We made out all right. A lot of people didn't. Forty-six people (so far) died in the storm. The rest of us survived, and some probably disdained it afterwards as not much of a hurricane. A considerable number suffered the effects of flooding, power failure, fallen trees and large branches. We who didn't suffer much more than a boring Sunday indoors brandished what we could as proofs: "There was a tree that fell at the Broadway end of Allen Street. I didn't see it. The DPW guys hauled it away pretty soon afterward." You move on because that's what we're wired to do. If you survived and were not impeded, you go shopping, watch a baseball game, write a blog about all of the above. Take your survivor's guilt with a bottle of Izze and knock on wood.
I was going to write about a good day, which I stumbled upon briefly last week, before the storm. It was one of these days that merge summer with fall. The tiredness in the leaves suddenly reinterpreted with a surmising breeze.
A good day is a kind of persistent daily myth. We're bidden to have it by waitresses and cashiers and bank tellers as if we're each embarking on our own private folktale and need this verbal amulet (Y'all have a good day) against trolls, ogres, and jabberwocks. It's occasionally celebrated in song, like Paul McCartney's edenic mantra, "Good Day, Sunshine" or earlier, that old pop standard, "It's a Good Day," which Peggy Lee wrote (who knew?), the one where she, or Perry Como, encourages the sun to rise and shine. We seldom have a good day like that, but it's frequently possible to find pieces of a good day in your path, which are good to pick up and collect, like beach glass.
My good day began with a good decision: to conquer my laziness and pump up the tires of my bike to the 35psi rock-hardness that a good bike deserves. Feeling uncharacteristically competent, well-situated, and fortunate that I didn't have a flat tire--far from it!--I continued on to the bike path that runs along Spy Pond and invites riders of sufficient mettle to go as far as Bedford to the west or Somerville the other way. I took the westward turn and there by the path was this guy I'd seen before: an itinerant bike mechanic who had a mobile bench set up and one of those stanchions for hoisting a bike like a patient in a chair. I pedalled on by, for what need had I? But then I thought, and slowed, and stopped, and turned around, and went back. For I did have a need. My bike wouldn't change gears to the big sprocket, the one where you work the hardest, thus confining me to pedalling that was too rapid and too loose for a velocipedant such as myself. Having already done my bike some good, I was well-poised to do it better. The bike mechanic, Tim by name, labored over my Univega for a good twenty minutes. I tried it out. Success! Ten bucks and a two buck tip. On I went. Through Arlington Center, past the Uncle Sam statue (the real guy, not the symbolic guy), and all the other landmarks: the old Brigham's ice cream factory, the high school, the Dept. of Public Works. Pulling in at The Bike Stop, secure in the knowledge that my bike was in good repair, needing only a cold drink.

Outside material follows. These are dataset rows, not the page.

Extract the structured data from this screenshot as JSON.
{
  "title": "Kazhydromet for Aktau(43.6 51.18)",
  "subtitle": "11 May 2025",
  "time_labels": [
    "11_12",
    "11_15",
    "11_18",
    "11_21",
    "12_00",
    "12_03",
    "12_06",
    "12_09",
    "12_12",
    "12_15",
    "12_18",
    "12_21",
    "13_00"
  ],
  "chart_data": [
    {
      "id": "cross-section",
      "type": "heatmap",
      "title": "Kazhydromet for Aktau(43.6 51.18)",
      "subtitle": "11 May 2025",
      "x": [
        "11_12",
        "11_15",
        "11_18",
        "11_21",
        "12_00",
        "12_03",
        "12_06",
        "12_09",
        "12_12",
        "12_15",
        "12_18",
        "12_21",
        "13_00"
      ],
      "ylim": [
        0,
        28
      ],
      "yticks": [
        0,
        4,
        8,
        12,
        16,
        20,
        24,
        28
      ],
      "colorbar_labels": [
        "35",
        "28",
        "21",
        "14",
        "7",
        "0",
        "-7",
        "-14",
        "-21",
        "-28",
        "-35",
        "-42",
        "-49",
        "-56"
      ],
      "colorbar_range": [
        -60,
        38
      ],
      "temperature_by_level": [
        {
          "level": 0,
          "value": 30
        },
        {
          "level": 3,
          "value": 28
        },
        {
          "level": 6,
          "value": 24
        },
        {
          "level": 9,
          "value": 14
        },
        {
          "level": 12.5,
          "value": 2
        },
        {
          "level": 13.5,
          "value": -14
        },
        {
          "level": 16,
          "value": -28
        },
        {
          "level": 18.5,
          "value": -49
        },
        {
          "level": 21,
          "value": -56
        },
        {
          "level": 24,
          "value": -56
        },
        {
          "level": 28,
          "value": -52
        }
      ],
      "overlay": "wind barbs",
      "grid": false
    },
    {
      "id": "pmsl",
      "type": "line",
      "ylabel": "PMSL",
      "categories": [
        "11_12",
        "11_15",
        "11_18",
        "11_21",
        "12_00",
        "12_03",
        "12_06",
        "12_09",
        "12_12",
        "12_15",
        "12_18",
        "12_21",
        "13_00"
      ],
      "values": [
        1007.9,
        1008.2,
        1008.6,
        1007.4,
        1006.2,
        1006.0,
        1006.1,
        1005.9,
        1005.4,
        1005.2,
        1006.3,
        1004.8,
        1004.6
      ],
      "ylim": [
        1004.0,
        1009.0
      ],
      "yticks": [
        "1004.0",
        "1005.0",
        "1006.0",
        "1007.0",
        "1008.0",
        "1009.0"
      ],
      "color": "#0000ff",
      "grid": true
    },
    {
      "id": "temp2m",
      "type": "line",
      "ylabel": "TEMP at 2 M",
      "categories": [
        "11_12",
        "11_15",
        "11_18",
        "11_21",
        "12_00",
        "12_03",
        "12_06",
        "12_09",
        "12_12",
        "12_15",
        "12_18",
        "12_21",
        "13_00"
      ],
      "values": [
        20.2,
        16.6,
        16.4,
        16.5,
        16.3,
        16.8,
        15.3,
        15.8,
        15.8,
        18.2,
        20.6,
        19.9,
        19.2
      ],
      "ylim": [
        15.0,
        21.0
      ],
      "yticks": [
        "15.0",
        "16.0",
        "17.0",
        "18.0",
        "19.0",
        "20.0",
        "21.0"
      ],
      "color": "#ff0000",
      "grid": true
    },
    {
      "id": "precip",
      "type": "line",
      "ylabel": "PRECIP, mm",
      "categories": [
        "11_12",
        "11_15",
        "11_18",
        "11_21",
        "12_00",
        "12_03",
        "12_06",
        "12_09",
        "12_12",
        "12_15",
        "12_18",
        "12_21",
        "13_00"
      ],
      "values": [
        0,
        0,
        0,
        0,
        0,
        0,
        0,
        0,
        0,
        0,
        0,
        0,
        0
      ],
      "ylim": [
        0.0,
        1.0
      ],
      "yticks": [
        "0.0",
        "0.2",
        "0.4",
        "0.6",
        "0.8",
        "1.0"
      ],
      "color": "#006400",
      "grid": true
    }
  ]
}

Realizing I was in the midst of a good day (vaguely aware that it had something to do with bicycles) I sat down on one of the plastic chairs under the trees with my can of pomegranate Polar Seltzer. I extracted a pad from my backpack. "A good day," I wrote, as if I were an expert, "should have the following ingredients:
1. An expenditure of worthwhile effort (e.g. work, play, art, repair, volunteering, writing, exercise)
2. A mind-engaging period of input (reading, music, conversation)
3. A pleasant surprise or serendipity, either external or internal (i.e., a good idea)"
I needed a mnemonic. Effort, input, surprise. E – I – Oh.
Did my day qualify? I put air in the tires, I filled six flashlights with batteries in advance of Irene, I wrote this; I half-listened to the radio while doing a reasonably hard crossword puzzle; and a pleasant surprise: the bike repair dude.
A final observation: "What goes well with Polar Seltzer? Oral pretzels."